Cultured (Desi) Ghee
– Cultured ghee is a bit different than regular ghee because it is made with yogurt, while regular ghee is made from milk. Cultured Ghee is mainly for those who are very dairy sensitive. If this does not apply to you then regular ghee should work just fine. It also has a more butter-like taste than normal ghee, due to the cream in the fermentation process. Cultured ghee is known as desi ghee in India.
– Vegetable ghee is a vegetarian alternative to traditional ghee. It is made purely of hardened vegetable oils and has absolutely no milk products. It is great for baking, sautéing, and deep-frying as well as being a great spread for bread and vegetables. It is completely cholesterol-free and has a milder taste than traditional ghee.
– Flavored ghee basically has the same properties as traditional ghee, except there is added flavor (pretty obvious right). This ghee is best made at home so that you can have control of whatever flavors that you want to be infused. Just follow the steps below on how to make ghee. Add whatever spices and herbs that you desire and then you are good to go.
How to Make Ghee
Ghee can be pretty expensive to buy in-store, so you may be better off making it at home.

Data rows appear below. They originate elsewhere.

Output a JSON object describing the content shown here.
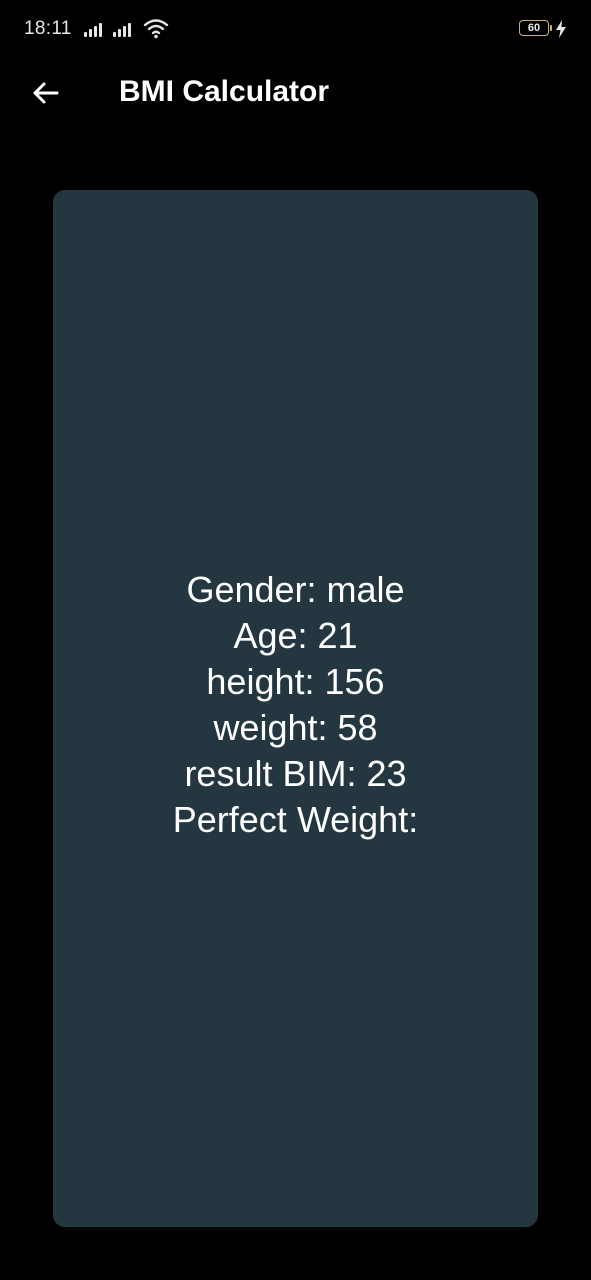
{
  "status_bar": {
    "time": "18:11",
    "battery_level": "60",
    "signal_strength": [
      4,
      4
    ],
    "icons": [
      "signal-icon",
      "signal-icon",
      "wifi-icon",
      "battery-icon",
      "charging-icon"
    ]
  },
  "app_bar": {
    "back_icon": "arrow-left-icon",
    "title": "BMI Calculator"
  },
  "result": {
    "gender": "Gender: male",
    "age": "Age: 21",
    "height": "height: 156",
    "weight": "weight: 58",
    "bmi": "result BIM: 23",
    "perfect_weight": "Perfect Weight:"
  },
  "colors": {
    "background": "#000000",
    "card": "#243741",
    "text": "#ffffff",
    "battery_outline": "#c9b27a"
  }
}
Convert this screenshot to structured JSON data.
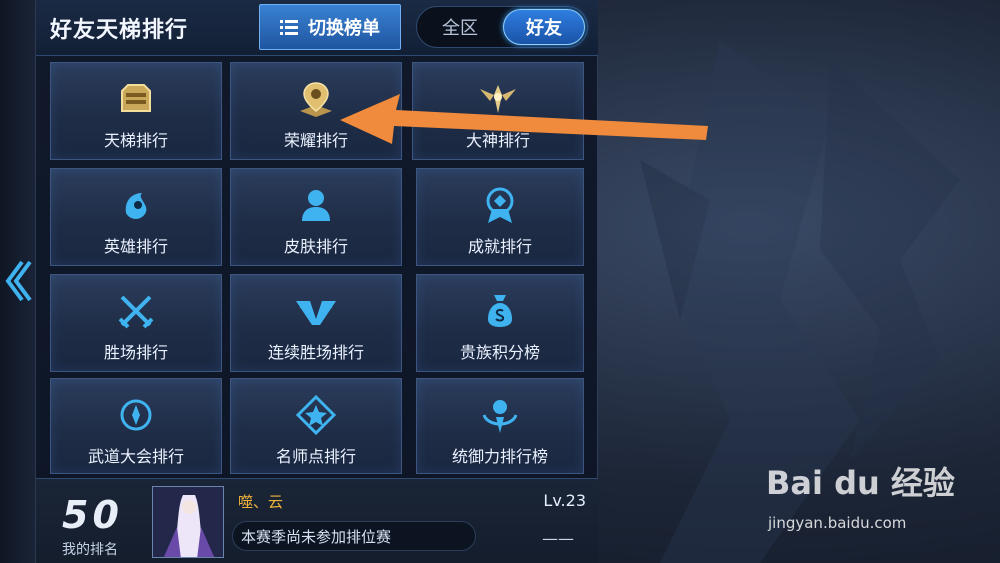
{
  "header": {
    "title": "好友天梯排行",
    "switch_label": "切换榜单",
    "segments": [
      {
        "label": "全区",
        "active": false
      },
      {
        "label": "好友",
        "active": true
      }
    ]
  },
  "categories": [
    {
      "label": "天梯排行",
      "icon": "ladder-crown-icon",
      "color": "#e8c87a"
    },
    {
      "label": "荣耀排行",
      "icon": "location-pin-icon",
      "color": "#e2c27a"
    },
    {
      "label": "大神排行",
      "icon": "winged-emblem-icon",
      "color": "#e4cc88"
    },
    {
      "label": "英雄排行",
      "icon": "hero-helmet-icon",
      "color": "#43b8f0"
    },
    {
      "label": "皮肤排行",
      "icon": "user-silhouette-icon",
      "color": "#43b8f0"
    },
    {
      "label": "成就排行",
      "icon": "achievement-badge-icon",
      "color": "#43b8f0"
    },
    {
      "label": "胜场排行",
      "icon": "crossed-swords-icon",
      "color": "#43b8f0"
    },
    {
      "label": "连续胜场排行",
      "icon": "wing-v-icon",
      "color": "#43b8f0"
    },
    {
      "label": "贵族积分榜",
      "icon": "money-bag-icon",
      "color": "#43b8f0"
    },
    {
      "label": "武道大会排行",
      "icon": "compass-medal-icon",
      "color": "#43b8f0"
    },
    {
      "label": "名师点排行",
      "icon": "mentor-star-icon",
      "color": "#43b8f0"
    },
    {
      "label": "统御力排行榜",
      "icon": "command-crest-icon",
      "color": "#43b8f0"
    }
  ],
  "my_rank": {
    "rank": "50",
    "rank_label": "我的排名",
    "player_name": "噬、云",
    "level": "Lv.23",
    "status": "本赛季尚未参加排位赛",
    "score": "——"
  },
  "watermark": {
    "main": "Bai du 经验",
    "sub": "jingyan.baidu.com"
  },
  "colors": {
    "accent": "#2f7ee0",
    "gold_name": "#f0b43c",
    "arrow": "#f08a3c"
  }
}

An easy way to make it is to get unsalted butter and simmer it over medium-low heat for about 15 minutes. You will know that you are on the right page when a crust forms on top. Scrape off the crust and then pour the remaining liquid into a container. You do not need to refrigerate it, in fact, many people say it is better if you don’t. You can also buy ready to make ghee in most grocery stores.
Ghee vs. Butter
Ghee has components that promote heart health. It has been shown to decrease cholesterol levels in those who consume it regularly. Ghee is also lower in lactose. As stated before, anyone that struggles with lactose intolerance is better off with ghee. Ghee has almost no lactose found in it. On the other hand, butter is low in trans-fat. Trans-fat is largely associated with heart disease, which obviously is something you want to avoid. Overall, butter is known as a very neutral substance to consume. Small amounts of butter have been shown to reduce the risk of type 2 diabetes. This still does not mean that you should go crazy with your butter consumption.
What is Ghee Used For
• Cooking – Ghee can be used to cook nearly everything that butter is normally used for. It is great for baking, sautéing, and deep-frying as well as being a great spread for bread and vegetables
.• Skin Care – It reduces inflammation and dryness of the skin. This is because it has essential fatty acids that induce hydration. This can even be used for dark circles under your eyes and chapped lips
.• Lower Blood Pressure – This is due to the presence of Omega-3.• Hair Care – The fatty acids nourishes the scalp, which restores your hairs health.
Is Ghee Healthy
Overall, it would appear that ghee can be a very versatile and has a place in your kitchen as well as your skin and hair care regime. However, if you eat more than the recommended amount of ghee then you can experience some negative consequences such as weight gain. It is still fat after all.